Мне захотелось ей позвонить. Ну просто так, поддержать. Представляю ведь, каково ей. Да и вину загладить не мешало бы, а то как-то муторно было на душе.

Номера её у меня, естественно, не было, но, зная, как девчонки с ума сходят по всяким соцсетям, вбил её ФИО в поиск. Нашёл в Контакте, где и телефон был указан открытым текстом. Заодно пересмотрел её фотографии. Строго говоря, не красотка она, конечно. До той же Аниты и близко не дотягивала. Плюс эти идиотские фотошопные рамочки с цветочками, зверушками и прочей слащавой фигнёй. Но что-то в ней всё равно цепляло, и эта её наивность не раздражала, как обычно. Хотя некоторые фотки я бы посоветовал ей всё-таки удалить или просто никому не показывать. Но, главное, ни на одной из выложенных фоток она совершенно не походила на себя сегодняшнюю, бледную до синевы, с пылающим взглядом. Будто между этой улыбающейся Таней в розовых финтифлюшках и Таней, которую я видел на собрании, прошла уйма времени, целая вечность.

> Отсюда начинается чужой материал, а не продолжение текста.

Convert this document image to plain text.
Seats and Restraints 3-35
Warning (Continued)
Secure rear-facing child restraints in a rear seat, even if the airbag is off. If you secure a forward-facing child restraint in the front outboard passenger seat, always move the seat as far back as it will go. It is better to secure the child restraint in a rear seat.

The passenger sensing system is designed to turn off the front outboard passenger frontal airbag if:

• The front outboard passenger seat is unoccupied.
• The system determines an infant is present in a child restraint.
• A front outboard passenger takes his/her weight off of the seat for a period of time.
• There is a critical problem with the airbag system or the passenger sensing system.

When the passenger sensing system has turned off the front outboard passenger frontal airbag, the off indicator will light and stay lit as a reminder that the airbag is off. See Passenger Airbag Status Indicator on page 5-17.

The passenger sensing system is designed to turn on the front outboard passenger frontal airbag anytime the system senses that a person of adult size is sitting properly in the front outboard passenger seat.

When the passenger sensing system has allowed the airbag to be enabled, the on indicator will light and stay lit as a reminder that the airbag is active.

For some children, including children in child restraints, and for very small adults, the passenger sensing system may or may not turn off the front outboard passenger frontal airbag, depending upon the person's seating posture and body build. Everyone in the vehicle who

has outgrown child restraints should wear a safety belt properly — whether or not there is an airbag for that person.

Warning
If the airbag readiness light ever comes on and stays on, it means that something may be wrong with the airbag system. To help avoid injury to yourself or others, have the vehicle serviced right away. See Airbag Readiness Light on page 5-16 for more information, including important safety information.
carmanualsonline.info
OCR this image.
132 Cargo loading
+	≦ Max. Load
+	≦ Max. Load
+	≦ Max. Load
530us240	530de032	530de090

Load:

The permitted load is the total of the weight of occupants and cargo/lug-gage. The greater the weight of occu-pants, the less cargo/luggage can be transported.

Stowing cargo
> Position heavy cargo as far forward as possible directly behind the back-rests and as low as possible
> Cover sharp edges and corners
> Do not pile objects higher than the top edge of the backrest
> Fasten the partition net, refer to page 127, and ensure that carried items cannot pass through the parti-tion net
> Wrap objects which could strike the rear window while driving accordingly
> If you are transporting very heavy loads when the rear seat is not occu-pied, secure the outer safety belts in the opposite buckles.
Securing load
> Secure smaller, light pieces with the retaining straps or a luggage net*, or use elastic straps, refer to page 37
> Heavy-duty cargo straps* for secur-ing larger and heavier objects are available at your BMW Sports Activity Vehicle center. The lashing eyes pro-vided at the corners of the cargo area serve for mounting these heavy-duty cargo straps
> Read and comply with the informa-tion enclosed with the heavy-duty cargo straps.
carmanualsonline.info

Номер оказался рабочим – гудки, по крайней мере, шли. Но она не ответила. Сначала подумал с некоторым облегчением (потому что, как с ней разговаривать, я толком не определился): «Ну и ладно. Не судьба так не судьба». Потом пришла мысль: «Может, боится, что однокласснички открыли атаку?» Отправил на всякий случай сообщение: «Таня, привет. Это Дима. Как ты?» Она перезвонила почти сразу. Было слышно, что волнуется и тоже не знает, как завязать разговор. Сказала тихо, но дрожь в голосе я различил:

– Привет. Ты?

Ответил как можно непринуждённее:

– Я. Привет. Почему в первый раз не ответила? Незнакомые номера игнорируешь?

– Нет, я… просто…

И тут она всхлипнула.

– Ты чего? Что у тебя случилось?

Оказалось, действительно, какой-то аноним забомбил её гадостными эсэмэсками. Утешать я не умею, веселить, развлекать – тем более, но хотя бы сказал ей спасибо. А для себя решил, что надо за ней приглядывать, чтобы, не дай Бог, хомячки не устроили ей акт возмездия. Поэтому мы договорились, что за десять минут до начала уроков встретимся возле школы.